Management Control Systems in a Corporate Venture Capital Backed Start-up: An Exploration and Exploitation Perspective

Detta är en D-uppsats från Handelshögskolan i Stockholm/Institutionen för redovisning och finansiering

Sammanfattning: This study was aimed at examining the application of Management Control Systems (MCS) and the learning consequences of these in start-ups. This was done through a single-case study of a Corporate Venture Capital (CVC) investor and its start-up, thus analysing the impact of an external investor previously overlooked in research, which mainly has been confined to Venture Capital (VC) investors. Using Merchant & Van der Stede's (2007) object-of-control framework, we find the CVC to implement extensive results- and action controls, while personnel/cultural controls seem to be of less interest.
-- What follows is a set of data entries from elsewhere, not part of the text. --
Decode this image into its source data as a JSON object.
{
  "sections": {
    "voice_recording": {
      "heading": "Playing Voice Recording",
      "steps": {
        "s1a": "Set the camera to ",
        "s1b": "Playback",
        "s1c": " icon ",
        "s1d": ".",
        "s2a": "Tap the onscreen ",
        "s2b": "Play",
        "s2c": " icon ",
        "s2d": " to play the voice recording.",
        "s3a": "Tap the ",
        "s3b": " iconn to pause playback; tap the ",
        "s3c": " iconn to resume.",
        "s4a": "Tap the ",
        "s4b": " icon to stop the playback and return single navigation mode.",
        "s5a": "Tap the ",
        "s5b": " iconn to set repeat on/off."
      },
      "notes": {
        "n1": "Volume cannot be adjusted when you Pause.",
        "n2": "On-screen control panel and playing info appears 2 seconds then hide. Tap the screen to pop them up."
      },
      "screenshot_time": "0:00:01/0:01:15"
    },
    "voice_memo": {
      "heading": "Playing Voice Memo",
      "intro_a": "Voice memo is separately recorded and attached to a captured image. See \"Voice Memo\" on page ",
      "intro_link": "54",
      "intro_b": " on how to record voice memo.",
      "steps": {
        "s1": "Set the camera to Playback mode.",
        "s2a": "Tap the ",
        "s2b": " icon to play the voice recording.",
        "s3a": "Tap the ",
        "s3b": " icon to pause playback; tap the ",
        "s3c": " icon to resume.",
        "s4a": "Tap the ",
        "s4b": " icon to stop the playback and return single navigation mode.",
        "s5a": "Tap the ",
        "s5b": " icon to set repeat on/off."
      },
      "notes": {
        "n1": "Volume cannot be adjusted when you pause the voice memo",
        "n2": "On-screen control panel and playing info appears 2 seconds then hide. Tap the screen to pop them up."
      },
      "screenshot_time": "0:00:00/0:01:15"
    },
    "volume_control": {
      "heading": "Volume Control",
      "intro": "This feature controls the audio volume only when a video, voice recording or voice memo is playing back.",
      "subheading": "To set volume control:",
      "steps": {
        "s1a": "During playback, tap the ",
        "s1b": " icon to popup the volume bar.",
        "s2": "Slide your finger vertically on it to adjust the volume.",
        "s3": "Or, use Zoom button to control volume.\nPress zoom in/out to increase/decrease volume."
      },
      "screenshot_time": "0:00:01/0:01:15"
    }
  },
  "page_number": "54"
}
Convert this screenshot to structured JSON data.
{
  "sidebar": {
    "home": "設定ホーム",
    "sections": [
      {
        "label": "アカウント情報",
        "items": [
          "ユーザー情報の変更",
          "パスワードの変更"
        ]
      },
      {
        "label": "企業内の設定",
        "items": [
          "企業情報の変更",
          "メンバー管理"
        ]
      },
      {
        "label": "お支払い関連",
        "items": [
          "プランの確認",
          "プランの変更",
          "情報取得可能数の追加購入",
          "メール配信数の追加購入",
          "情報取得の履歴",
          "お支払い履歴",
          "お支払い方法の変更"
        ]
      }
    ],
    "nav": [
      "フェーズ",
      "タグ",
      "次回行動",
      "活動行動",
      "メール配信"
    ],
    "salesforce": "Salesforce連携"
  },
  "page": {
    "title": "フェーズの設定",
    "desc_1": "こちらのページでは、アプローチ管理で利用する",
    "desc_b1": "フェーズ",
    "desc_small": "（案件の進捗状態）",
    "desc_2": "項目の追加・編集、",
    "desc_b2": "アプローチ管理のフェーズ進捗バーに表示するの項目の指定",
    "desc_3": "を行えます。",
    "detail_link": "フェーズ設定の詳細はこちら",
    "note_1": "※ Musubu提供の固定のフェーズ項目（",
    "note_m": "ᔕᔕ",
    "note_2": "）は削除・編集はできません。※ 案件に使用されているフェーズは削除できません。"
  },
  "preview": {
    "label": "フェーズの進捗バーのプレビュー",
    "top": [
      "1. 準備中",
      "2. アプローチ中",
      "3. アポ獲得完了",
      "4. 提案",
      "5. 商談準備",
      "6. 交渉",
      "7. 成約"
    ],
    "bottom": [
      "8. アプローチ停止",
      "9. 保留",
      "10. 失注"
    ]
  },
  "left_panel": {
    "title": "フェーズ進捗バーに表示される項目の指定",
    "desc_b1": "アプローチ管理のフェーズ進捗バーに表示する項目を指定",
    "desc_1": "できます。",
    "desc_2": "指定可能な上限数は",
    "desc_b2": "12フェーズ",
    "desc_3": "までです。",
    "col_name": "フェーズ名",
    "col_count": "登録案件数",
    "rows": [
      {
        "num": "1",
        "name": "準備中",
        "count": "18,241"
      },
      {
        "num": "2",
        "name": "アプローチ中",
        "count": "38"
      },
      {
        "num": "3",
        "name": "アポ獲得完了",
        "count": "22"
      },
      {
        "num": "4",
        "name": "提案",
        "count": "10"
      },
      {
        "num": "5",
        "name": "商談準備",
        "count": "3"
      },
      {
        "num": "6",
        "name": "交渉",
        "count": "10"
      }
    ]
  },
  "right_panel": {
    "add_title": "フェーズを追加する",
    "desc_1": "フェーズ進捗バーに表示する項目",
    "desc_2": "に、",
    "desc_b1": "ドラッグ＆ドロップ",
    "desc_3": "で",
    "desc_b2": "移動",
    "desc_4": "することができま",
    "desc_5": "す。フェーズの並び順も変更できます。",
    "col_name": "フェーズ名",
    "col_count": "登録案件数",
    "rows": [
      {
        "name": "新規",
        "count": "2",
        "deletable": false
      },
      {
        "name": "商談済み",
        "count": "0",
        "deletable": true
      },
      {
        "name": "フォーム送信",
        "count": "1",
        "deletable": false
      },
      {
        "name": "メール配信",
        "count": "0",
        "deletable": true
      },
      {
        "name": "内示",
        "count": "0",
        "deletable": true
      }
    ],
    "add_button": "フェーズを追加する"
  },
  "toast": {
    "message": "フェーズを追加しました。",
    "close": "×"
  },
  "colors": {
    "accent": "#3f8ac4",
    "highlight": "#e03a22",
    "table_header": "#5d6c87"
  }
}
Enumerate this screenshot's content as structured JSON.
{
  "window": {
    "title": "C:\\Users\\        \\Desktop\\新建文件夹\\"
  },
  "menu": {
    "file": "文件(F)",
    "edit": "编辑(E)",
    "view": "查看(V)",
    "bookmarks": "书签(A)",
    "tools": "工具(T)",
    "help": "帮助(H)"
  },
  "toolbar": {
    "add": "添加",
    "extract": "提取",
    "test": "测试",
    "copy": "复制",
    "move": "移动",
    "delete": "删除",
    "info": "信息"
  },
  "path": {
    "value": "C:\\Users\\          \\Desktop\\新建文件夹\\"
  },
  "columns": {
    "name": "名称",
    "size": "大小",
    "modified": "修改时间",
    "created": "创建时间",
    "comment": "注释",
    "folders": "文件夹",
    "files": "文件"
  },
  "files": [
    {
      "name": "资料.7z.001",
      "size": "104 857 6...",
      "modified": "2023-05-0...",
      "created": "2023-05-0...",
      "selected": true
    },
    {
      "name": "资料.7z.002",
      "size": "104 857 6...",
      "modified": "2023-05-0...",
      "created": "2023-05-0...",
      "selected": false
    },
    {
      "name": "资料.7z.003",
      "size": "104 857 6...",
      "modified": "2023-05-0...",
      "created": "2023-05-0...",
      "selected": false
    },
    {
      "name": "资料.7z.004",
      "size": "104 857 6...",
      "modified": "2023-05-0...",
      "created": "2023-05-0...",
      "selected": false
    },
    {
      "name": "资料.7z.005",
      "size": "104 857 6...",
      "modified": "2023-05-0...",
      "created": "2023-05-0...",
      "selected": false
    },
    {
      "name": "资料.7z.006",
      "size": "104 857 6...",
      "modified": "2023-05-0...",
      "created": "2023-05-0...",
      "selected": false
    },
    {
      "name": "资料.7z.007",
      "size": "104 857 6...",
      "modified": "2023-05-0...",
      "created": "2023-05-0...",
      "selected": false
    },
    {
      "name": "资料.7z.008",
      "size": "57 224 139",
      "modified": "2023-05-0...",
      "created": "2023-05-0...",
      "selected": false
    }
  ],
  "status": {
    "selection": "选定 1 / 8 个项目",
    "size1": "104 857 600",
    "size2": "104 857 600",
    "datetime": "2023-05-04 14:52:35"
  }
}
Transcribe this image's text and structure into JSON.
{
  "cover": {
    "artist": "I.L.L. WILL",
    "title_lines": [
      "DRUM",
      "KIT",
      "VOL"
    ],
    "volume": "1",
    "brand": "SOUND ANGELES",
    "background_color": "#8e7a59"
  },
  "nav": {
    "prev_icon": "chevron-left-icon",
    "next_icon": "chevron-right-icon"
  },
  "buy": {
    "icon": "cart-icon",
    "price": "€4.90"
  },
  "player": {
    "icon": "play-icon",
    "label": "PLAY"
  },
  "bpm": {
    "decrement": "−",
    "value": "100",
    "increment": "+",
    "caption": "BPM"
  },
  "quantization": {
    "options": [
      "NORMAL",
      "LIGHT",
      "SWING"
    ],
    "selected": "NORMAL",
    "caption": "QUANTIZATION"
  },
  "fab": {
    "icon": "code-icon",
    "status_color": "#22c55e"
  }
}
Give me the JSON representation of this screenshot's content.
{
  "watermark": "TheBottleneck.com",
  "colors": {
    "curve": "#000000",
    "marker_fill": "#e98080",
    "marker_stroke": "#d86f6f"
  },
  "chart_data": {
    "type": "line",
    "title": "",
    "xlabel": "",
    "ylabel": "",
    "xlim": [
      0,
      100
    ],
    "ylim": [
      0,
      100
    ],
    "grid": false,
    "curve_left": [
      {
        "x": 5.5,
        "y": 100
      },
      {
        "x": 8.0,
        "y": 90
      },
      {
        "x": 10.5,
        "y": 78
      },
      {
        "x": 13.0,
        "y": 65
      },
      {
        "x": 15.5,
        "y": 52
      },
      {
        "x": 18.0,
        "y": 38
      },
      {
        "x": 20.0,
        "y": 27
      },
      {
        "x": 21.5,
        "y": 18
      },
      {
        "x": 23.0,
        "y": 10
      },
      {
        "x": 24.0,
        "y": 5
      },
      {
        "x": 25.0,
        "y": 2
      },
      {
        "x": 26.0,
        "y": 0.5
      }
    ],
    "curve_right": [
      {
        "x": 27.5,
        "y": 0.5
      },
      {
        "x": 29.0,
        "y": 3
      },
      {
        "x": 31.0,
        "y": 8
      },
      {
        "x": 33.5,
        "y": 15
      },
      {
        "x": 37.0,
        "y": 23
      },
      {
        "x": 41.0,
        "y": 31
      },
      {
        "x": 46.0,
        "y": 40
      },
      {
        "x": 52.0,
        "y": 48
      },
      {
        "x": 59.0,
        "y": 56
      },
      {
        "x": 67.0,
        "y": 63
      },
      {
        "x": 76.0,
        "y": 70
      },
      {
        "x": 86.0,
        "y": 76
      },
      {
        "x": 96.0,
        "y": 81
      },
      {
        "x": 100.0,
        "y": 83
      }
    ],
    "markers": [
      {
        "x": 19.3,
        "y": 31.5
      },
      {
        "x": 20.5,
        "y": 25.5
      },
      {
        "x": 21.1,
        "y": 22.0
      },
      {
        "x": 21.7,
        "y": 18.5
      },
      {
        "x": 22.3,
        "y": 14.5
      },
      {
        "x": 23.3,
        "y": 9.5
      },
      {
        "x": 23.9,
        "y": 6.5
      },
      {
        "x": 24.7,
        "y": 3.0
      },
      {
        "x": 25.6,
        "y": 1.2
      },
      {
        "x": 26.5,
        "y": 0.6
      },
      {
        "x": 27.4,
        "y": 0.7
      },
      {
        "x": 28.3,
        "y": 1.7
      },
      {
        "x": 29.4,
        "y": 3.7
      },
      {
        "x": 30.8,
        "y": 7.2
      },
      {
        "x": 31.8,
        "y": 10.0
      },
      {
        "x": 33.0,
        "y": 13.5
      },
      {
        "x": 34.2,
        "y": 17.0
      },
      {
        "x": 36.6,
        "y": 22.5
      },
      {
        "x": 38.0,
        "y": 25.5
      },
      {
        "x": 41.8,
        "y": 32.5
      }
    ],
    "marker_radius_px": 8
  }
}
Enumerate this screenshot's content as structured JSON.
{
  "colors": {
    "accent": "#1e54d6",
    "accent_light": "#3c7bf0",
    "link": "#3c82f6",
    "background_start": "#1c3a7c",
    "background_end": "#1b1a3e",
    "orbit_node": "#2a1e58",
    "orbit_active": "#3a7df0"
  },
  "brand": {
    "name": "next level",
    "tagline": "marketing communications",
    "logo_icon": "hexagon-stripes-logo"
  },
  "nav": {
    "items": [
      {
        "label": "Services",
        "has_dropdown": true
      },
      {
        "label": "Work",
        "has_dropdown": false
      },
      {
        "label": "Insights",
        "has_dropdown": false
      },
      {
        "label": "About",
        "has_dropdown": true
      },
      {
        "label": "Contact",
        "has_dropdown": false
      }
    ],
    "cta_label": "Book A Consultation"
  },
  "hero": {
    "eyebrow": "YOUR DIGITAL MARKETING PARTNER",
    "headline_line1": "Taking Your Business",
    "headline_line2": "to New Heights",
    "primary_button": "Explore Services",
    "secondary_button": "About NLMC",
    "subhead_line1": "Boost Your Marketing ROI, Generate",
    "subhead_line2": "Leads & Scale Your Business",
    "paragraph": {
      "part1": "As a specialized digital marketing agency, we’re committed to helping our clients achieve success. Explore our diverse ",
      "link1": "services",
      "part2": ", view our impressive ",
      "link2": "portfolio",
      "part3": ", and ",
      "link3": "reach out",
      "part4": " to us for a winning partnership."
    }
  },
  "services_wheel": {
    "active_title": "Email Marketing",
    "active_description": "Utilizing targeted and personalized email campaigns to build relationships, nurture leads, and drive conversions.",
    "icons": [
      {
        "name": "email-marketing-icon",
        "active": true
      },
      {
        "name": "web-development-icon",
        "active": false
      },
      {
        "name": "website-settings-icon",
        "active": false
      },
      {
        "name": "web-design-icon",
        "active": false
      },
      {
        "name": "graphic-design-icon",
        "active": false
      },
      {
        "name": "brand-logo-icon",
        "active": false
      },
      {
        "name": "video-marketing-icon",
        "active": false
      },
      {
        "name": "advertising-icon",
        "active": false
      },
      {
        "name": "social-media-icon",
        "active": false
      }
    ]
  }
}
Thus, the controls implemented by CVC and VC investors appear to be similar despite the differences in structure and investment rationale. However, we find action controls to be more emphasized by the CVC. Drawing upon March's (1991) concept of organizational learning through exploration and exploitation, we analysed the effect of the control mechanisms on learning between and within the CVC and start-up. Notwithstanding the recognized exploratory aim of CVC investments, the control mechanisms implemented nevertheless seem to primarily facilitate exploitation. The CVC investor appears to be largely influenced by its parent company, thereby being restricted in implementing controls facilitating exploration. An understanding of the crucial effects of the control mechanisms can be expected to significantly facilitate managers' possibility to align these with the aim of the investments.